Le point crucial est le suivant : un allié est un État qui soutient le système de sécurité américain. Deux questions devraient donc décider si l’Amérique considère un État comme un ami ou un ennemi. L’État contribuera-t-il activement à la défense de ce système contre ceux qui cherchent à l’affaiblir ou à le détruire – la Russie, la Chine et l’Iran -? S’il n’agit pas, refusera-t-il au moins son territoire et ses ressources aux ennemis de l’Amérique?
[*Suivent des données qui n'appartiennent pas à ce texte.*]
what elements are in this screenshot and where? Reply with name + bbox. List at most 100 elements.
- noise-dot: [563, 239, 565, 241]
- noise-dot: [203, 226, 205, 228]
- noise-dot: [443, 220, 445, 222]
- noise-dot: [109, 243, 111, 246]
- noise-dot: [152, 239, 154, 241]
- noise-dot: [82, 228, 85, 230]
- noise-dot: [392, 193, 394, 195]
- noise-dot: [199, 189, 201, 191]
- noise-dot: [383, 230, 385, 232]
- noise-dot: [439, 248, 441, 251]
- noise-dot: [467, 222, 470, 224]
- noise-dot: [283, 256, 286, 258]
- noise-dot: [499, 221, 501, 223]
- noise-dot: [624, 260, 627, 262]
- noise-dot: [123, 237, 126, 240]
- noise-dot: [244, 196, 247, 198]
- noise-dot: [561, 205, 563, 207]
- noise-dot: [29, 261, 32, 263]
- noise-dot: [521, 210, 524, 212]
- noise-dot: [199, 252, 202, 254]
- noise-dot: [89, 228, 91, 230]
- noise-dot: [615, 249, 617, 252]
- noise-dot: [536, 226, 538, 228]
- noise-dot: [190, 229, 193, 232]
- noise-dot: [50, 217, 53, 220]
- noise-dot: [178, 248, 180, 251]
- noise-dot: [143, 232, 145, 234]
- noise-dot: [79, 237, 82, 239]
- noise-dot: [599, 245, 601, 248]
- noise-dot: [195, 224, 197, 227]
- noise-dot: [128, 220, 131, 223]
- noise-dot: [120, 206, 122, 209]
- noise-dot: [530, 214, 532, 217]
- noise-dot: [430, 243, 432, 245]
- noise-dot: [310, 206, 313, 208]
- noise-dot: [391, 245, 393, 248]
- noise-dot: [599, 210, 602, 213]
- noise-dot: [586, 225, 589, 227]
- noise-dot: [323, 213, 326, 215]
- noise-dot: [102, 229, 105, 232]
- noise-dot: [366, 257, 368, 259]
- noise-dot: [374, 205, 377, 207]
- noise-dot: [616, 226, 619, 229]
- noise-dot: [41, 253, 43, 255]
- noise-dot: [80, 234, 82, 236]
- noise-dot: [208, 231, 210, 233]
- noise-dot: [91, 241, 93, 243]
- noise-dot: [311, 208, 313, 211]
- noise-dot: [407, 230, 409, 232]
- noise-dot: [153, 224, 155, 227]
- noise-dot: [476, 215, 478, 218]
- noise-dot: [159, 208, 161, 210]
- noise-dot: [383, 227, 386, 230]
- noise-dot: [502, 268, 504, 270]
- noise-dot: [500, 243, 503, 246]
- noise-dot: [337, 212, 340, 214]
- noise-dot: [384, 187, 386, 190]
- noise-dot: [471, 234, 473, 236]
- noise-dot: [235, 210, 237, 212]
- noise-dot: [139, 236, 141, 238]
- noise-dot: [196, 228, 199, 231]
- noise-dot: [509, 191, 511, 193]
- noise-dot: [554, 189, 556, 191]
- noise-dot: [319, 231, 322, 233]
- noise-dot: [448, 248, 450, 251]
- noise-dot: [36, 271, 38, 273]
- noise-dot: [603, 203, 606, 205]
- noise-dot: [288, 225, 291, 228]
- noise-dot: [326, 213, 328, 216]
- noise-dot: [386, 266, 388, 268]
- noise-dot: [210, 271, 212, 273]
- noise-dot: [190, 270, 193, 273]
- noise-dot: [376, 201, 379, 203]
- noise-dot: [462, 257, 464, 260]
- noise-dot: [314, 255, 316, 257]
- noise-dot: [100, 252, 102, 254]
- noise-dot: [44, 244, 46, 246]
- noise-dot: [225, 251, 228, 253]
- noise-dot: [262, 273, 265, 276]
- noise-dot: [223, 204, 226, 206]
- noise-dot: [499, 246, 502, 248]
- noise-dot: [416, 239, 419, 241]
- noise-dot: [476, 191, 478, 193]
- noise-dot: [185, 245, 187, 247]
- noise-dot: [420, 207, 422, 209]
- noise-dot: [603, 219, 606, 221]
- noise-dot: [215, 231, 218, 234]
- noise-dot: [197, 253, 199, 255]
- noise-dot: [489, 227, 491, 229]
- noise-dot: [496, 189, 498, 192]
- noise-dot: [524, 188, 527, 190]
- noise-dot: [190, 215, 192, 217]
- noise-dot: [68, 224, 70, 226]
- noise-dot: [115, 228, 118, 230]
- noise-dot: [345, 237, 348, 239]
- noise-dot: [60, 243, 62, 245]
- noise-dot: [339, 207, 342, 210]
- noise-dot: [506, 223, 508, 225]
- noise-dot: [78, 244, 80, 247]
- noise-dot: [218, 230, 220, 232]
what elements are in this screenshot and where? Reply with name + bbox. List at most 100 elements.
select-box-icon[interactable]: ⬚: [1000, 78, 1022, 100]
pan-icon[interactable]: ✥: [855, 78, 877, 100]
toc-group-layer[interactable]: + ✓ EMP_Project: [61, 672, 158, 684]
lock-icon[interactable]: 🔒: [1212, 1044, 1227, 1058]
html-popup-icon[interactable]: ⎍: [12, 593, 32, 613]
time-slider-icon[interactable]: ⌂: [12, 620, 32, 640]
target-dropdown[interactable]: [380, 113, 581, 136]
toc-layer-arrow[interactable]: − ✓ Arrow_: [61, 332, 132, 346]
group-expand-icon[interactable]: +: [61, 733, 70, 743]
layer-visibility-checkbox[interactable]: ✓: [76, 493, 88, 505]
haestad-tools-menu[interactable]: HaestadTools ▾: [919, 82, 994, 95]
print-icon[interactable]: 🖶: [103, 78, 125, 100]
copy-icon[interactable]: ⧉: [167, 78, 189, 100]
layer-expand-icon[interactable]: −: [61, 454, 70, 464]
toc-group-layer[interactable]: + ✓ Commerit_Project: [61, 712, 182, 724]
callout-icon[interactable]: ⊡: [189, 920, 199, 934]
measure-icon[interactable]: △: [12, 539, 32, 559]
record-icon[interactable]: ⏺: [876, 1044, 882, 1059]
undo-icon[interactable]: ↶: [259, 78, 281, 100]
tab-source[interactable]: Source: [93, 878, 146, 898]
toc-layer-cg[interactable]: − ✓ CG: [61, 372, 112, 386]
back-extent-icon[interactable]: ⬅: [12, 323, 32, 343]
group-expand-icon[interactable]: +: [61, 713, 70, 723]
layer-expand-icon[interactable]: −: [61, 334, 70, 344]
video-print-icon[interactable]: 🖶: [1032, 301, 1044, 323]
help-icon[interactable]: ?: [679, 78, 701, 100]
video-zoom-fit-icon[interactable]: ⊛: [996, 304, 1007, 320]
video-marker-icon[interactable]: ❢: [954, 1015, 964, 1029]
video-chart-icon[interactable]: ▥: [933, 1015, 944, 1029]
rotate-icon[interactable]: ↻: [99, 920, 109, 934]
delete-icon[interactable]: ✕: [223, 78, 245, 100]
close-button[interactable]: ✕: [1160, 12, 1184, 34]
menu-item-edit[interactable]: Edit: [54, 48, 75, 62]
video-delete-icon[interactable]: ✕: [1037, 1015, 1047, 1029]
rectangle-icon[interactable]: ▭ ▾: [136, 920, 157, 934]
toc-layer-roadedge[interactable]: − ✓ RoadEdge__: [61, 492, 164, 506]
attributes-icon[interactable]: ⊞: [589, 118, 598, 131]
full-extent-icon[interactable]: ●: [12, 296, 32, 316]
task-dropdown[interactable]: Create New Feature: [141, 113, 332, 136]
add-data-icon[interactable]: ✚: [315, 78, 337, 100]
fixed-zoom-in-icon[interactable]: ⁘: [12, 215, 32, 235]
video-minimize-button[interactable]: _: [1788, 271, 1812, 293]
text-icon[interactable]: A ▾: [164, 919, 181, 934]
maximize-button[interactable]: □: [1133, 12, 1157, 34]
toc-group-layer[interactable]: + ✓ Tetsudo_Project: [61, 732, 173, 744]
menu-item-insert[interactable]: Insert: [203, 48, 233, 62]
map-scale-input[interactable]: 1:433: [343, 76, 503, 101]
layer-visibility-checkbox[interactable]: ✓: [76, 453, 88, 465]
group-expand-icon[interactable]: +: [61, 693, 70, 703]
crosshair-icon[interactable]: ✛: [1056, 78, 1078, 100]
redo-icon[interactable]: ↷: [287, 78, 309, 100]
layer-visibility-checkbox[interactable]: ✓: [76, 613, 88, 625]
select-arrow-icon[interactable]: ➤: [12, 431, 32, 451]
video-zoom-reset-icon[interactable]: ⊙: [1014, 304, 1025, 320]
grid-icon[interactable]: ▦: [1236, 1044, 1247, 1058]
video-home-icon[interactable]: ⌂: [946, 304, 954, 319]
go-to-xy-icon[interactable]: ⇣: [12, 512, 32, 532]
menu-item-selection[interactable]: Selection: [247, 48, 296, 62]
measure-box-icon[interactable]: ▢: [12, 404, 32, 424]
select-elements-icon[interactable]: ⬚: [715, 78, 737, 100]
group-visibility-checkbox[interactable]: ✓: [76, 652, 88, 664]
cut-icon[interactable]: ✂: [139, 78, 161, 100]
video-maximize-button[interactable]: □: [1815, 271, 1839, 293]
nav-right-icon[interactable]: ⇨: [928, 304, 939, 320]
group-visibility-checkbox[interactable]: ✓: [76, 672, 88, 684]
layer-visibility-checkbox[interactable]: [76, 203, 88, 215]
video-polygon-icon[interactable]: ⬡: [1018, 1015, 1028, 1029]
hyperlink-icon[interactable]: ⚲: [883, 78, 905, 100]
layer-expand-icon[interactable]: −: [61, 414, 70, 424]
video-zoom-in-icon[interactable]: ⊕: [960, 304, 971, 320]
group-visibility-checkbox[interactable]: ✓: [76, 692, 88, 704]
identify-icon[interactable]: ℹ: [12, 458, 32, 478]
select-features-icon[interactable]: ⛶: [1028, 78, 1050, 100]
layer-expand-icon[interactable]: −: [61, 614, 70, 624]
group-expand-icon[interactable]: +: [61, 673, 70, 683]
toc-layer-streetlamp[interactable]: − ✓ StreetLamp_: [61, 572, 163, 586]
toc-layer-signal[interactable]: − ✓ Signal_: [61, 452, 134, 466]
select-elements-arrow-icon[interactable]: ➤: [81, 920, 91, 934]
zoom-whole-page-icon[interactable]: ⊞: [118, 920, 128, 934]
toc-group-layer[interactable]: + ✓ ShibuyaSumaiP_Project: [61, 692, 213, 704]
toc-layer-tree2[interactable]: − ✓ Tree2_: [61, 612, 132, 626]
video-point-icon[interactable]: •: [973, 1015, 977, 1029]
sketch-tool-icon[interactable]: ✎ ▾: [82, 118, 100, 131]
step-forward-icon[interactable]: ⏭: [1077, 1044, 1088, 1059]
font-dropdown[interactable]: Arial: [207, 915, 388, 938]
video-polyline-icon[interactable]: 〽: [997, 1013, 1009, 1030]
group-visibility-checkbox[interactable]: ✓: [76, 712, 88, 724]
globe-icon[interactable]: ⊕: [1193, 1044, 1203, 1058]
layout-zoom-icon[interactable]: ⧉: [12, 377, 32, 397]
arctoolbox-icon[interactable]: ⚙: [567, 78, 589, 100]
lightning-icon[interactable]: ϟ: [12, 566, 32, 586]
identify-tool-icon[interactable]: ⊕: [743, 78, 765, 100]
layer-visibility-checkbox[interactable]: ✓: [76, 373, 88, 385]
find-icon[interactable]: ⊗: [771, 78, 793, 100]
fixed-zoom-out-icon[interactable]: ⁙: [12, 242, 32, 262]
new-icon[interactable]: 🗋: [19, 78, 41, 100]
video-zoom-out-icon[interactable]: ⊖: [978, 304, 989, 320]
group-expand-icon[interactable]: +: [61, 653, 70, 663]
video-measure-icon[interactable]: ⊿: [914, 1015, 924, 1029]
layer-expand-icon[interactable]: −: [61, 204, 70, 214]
Au Moyen-Orient, sinon dans le monde, ces questions devraient avoir la priorité. Lorsqu’un allié trébuche, nous devons l’aider à se remettre sur pied. Lorsque notre ennemi trébuche, nous devrions aider à le maintenir au sol. Toute considération qui subvertit cette logique élémentaire, aussi apparente même si elle est «morale» à la surface, est fondamentalement mal fondée. Les choix au Moyen-Orient sont difficiles : soit les États-Unis vont construire un système de sécurité avec leurs propres forces militaires, soit avec les forces armées de leurs alliés, soit ils n’en auront pas du tout. En l’absence d’un système de sécurité viable, son influence morale dans le monde diminuera considérablement.

Les sages juifs disent : «Sans pain, il n’y a pas de Torah. » En politique étrangère, on pourrait dire de la même manière : « Sans sécurité fondamentale, il n’y a pas de valeurs américaines. » Il y a là des leçons à tirer pour les politiciens américains des deux camps partisans d’Israël, et pour les amoureux et les promoteurs de la liberté à travers le monde.